Whether you live in a large home with a dark interior or a small apartment with only one window, follow these tips to bring in more sunshine — or at least make it look that way.
Paint it light and bright
Colors and values are nothing more than the light that reaches our eyes after bouncing off objects.
The amazing thing about white is that it reflects most of the light that hits its surface, creating the illusion of light. Case in point: that glowing ball in the sky we call the moon.
Paint colors that are saturated yet light in value create a similar effect, while lending their own distinctive personalities to a space.
Keep the contrast
A kitchen with white cabinets, countertops, walls and backsplashes is about as bright as it gets, yet the lack of variety can leave the overall effect a bit dull.
To keep things interesting, introduce contrast. Choose accessories, cookware and decorations in your favorite color, or even decide on an entire palette.

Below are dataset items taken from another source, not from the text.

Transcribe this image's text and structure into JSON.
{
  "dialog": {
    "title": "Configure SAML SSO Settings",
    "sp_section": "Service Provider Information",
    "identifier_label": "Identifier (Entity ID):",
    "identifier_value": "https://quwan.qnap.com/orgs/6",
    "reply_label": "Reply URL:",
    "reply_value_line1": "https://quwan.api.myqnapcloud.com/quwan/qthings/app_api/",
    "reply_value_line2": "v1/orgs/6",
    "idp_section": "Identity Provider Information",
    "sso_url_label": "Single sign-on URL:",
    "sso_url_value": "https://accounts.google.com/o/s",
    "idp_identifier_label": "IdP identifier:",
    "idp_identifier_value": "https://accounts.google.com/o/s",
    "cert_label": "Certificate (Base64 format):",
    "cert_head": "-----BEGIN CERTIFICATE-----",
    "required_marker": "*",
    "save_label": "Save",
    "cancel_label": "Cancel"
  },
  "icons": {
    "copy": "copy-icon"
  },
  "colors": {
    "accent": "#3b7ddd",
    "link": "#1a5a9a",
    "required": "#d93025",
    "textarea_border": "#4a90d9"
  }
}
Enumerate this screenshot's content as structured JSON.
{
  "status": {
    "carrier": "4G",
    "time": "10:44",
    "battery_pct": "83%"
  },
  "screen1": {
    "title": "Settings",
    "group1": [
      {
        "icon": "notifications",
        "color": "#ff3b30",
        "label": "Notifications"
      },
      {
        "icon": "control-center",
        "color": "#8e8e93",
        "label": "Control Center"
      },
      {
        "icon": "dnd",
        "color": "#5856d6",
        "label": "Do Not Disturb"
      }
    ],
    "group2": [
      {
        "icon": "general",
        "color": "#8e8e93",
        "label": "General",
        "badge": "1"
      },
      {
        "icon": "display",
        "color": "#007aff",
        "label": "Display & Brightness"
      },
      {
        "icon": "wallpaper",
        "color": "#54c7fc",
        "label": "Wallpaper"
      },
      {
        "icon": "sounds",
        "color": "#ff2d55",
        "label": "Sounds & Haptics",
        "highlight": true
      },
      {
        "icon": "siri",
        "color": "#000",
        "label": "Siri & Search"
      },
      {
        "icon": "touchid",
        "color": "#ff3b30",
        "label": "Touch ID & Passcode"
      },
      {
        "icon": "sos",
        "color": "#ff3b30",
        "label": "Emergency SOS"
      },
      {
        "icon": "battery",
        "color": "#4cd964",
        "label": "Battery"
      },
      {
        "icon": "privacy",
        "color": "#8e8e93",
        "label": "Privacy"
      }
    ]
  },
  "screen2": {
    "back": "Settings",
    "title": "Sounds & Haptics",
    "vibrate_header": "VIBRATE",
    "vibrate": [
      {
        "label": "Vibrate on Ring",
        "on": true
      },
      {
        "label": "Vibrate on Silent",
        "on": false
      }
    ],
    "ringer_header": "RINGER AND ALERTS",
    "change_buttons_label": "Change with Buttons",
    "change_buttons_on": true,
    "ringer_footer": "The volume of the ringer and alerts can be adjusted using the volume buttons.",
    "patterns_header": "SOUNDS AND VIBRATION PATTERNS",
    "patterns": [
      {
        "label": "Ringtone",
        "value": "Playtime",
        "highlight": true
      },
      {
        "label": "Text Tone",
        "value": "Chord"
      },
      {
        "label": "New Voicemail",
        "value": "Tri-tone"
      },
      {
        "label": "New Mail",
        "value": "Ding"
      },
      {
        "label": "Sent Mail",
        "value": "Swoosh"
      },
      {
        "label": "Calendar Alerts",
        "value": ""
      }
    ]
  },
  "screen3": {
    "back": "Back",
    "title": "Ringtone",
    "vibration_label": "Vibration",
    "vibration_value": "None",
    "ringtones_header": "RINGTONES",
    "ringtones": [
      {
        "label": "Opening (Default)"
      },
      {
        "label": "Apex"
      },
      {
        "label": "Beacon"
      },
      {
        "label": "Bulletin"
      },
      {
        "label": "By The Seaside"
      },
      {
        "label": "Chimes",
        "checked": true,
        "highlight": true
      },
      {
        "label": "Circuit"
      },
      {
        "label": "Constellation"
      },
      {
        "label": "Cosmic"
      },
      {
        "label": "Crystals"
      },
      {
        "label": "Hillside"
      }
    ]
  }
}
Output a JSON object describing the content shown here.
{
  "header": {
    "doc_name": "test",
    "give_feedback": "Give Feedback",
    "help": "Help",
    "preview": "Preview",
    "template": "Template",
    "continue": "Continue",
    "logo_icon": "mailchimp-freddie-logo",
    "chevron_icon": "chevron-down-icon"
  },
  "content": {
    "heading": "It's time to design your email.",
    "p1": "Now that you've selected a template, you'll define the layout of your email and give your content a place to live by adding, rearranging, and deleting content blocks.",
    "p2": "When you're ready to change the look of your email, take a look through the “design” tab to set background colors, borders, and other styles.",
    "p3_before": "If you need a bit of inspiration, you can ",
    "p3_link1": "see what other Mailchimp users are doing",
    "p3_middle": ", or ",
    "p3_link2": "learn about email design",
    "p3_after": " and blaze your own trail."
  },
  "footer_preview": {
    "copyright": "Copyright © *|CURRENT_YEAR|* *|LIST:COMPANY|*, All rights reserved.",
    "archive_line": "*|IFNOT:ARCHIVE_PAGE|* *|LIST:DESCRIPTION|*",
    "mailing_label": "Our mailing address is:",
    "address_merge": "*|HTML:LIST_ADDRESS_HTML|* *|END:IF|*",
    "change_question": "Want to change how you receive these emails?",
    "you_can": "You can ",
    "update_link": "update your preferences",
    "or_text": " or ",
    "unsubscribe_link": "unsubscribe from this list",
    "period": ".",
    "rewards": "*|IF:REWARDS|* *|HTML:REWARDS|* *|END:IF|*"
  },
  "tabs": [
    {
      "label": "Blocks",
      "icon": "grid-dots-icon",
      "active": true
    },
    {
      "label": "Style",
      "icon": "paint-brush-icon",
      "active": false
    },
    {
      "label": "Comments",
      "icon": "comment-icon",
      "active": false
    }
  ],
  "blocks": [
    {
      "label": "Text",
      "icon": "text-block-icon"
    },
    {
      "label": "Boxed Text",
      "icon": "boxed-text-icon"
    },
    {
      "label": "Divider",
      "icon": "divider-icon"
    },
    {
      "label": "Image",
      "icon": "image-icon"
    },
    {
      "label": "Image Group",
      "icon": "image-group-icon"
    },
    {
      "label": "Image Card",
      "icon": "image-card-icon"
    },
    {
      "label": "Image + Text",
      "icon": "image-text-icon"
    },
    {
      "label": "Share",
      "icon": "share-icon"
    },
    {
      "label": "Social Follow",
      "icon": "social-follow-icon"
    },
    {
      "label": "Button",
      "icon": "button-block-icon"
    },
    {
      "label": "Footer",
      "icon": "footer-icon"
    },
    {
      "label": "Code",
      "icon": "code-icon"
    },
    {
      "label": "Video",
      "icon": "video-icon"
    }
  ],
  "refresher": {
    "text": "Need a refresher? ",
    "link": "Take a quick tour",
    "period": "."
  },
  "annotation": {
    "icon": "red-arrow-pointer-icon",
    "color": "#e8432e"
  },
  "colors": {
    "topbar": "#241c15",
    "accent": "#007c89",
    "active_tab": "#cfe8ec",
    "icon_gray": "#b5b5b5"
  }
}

Sneak in some style and personality with a colorful mosaic backsplash, or add drama to the scene with dark furniture, picture frames or patterns.
Strategically place mirrors
Mirrors cannot make a room look brighter on their own, though there is some truth to the mirror myth, since they’re excellent at reflecting natural light in rooms that already receive it.
Don’t expect to get the same effect in dim hallways and bathrooms, though, since it does no good to duplicate a dim view. So, go ahead — replace those huge panels of mirrored glass in your bathroom with more attractive framed mirrors. You won’t miss out after all.
Install new windows
Yes, installing an entire window or two is the nuclear option, but if your home is so dim that you’re forced to keep the lights on all day, then it could be taking a toll on your utility bills — or even your mental well-being!
This isn’t a decision to take lightly (no pun intended), so talk to a contractor to discuss options and pricing before you break out that sledgehammer. You might be better off installing a skylight or light tubes.